Oswald Chambers said this about abandonment to Jesus:
“Our Lord replies in effect, that abandonment is for Himself, and not for what the disciples themselves will get from it. Beware of an abandonment which has the commercial spirit in it—“I am going to give myself to God because I want to be delivered from sin, because I want to be made holy.” All that is the result of being right with God, but that spirit is not of the essential nature of Christianity. Abandonment is not for anything at all. We have got so commercialized that we only go to God for something from Him, and not for Himself. It is like saying, “No, Lord, I don’t want Thee, I want myself; but I want myself clean and filled with the Holy Ghost; I want to be put in Thy showroom and be able to say—“This is what God has done for me.”” If we only give up something to God because we want more back, there is nothing of the Holy Spirit in our abandonment; it is miserable commercial self-interest. That we gain heaven, that we are delivered from sin, that we are made useful to God—these things never enter as considerations into real abandonment, which is a personal sovereign preference for Jesus Christ Himself.
When we come up against the barriers of natural relationship, where is Jesus Christ? Most of us desert Him—“Yes, Lord, I did hear Thy call; but my mother is in the road, my wife, my self-interest, and I can go no further.” “Then,” Jesus says, “You cannot be my disciple.”

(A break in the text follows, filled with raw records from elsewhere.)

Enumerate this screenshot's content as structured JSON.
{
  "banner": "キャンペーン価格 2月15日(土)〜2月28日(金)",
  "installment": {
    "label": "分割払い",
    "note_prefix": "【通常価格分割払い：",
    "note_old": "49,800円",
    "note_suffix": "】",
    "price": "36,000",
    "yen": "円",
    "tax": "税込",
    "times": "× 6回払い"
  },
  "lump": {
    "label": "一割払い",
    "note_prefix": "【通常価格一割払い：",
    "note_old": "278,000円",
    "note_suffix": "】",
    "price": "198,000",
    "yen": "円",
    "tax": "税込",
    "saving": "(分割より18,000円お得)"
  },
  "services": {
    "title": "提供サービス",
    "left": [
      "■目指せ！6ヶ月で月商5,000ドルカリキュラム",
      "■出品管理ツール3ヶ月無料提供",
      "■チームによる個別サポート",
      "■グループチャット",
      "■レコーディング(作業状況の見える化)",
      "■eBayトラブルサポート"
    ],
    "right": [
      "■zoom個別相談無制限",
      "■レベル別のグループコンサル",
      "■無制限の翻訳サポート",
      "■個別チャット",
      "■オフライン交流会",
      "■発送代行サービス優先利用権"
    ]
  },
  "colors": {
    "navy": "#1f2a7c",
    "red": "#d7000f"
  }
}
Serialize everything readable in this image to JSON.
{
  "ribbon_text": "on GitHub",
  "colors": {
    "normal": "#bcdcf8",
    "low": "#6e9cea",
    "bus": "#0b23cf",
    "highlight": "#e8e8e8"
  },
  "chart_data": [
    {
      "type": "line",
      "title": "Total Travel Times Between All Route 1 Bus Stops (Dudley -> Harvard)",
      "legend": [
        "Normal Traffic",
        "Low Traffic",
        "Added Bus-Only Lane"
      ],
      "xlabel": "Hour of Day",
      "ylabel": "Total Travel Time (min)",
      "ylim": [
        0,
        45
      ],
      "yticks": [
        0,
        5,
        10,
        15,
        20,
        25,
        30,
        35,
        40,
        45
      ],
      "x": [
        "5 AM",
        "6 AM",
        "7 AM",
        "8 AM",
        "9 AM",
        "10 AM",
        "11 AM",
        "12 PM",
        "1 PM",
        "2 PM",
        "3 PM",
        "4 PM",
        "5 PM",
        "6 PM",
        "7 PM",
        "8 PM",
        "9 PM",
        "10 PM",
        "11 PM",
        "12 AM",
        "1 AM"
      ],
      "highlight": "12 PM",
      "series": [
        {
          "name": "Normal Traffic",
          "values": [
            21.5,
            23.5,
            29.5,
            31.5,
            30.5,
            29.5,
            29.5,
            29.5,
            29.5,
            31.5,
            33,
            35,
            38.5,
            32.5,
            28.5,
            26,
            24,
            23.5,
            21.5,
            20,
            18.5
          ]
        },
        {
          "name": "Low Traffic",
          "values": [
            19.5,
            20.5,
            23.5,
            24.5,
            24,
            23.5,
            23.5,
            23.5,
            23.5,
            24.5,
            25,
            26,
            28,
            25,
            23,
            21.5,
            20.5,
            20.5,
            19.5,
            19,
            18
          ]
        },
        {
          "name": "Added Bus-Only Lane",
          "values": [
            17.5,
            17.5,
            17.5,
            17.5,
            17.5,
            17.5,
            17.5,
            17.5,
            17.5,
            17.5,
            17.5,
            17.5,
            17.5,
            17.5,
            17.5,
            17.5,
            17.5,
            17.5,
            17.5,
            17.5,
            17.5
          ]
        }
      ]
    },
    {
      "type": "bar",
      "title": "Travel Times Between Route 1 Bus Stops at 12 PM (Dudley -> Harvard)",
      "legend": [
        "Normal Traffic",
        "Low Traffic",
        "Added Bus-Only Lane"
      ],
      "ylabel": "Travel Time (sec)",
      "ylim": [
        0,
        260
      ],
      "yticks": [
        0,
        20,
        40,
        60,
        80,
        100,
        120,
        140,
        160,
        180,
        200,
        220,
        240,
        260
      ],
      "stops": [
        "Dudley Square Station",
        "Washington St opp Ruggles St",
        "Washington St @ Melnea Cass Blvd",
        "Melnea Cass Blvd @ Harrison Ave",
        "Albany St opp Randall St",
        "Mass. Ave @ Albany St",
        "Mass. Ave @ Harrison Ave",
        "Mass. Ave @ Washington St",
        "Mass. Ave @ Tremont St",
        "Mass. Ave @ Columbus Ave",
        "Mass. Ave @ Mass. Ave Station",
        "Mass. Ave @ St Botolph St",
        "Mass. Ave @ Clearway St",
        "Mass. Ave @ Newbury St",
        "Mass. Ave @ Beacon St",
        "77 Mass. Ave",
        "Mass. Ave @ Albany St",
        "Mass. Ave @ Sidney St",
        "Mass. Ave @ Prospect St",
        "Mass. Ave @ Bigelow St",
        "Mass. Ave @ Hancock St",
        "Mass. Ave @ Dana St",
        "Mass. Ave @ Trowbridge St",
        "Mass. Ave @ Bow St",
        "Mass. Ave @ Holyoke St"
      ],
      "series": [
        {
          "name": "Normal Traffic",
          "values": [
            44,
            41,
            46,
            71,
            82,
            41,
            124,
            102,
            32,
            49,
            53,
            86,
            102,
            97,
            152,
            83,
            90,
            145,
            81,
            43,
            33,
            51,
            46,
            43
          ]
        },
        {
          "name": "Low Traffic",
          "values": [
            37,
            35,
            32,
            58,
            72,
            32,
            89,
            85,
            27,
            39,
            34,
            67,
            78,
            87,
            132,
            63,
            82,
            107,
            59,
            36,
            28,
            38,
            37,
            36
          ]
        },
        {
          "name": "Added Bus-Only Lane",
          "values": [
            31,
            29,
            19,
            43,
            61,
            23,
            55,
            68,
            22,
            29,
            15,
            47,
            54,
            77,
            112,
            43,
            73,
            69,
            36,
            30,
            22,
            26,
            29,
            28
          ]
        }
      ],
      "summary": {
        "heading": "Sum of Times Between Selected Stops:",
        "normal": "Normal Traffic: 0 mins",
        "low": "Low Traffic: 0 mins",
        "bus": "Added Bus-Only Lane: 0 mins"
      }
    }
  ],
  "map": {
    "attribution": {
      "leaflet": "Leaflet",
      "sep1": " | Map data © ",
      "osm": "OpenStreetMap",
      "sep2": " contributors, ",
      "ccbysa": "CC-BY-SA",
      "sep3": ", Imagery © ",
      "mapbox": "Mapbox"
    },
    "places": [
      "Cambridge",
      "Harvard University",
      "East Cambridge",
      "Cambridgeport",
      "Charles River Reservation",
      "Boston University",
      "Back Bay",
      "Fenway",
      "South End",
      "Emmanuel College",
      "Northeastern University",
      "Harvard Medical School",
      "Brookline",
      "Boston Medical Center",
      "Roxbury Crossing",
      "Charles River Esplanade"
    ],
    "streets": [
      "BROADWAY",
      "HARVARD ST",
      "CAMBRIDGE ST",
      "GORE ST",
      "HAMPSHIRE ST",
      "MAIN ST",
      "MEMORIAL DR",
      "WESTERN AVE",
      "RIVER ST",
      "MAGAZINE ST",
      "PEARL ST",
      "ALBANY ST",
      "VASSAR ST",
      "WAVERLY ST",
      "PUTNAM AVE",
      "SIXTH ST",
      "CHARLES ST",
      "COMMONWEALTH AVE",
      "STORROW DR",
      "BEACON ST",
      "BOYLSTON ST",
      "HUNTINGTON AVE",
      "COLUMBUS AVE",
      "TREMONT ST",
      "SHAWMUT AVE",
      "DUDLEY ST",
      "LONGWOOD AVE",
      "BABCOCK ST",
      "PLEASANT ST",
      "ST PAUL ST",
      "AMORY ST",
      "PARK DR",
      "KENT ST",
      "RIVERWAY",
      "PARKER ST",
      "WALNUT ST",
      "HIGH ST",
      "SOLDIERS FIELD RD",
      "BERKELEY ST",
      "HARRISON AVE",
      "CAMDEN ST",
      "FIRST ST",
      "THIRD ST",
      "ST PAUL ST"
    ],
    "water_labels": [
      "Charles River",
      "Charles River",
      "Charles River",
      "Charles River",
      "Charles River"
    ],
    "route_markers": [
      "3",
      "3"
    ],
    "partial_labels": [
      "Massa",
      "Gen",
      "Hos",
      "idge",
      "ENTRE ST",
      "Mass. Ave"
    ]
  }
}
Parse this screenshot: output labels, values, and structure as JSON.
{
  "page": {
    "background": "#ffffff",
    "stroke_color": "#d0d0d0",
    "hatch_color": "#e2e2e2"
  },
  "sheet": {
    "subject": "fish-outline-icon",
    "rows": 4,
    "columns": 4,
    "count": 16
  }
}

The test of abandonment is always over the neck of natural devotion. Go over it, and God’s own abandonment will embrace all those you had to hurt in abandoning. Beware of stopping short of abandonment to God. Most of us know abandonment in vision only.”
Oswald Chambers, Excerpt on Abandonment from “My Utmost for His Highest”
With this said I realize, as you probably do, that our abandonment to Jesus is often carried out with a selfish consumer mindset. May we be like Ruth, committed selflessly out of love and devotion to the person, and not the blessing.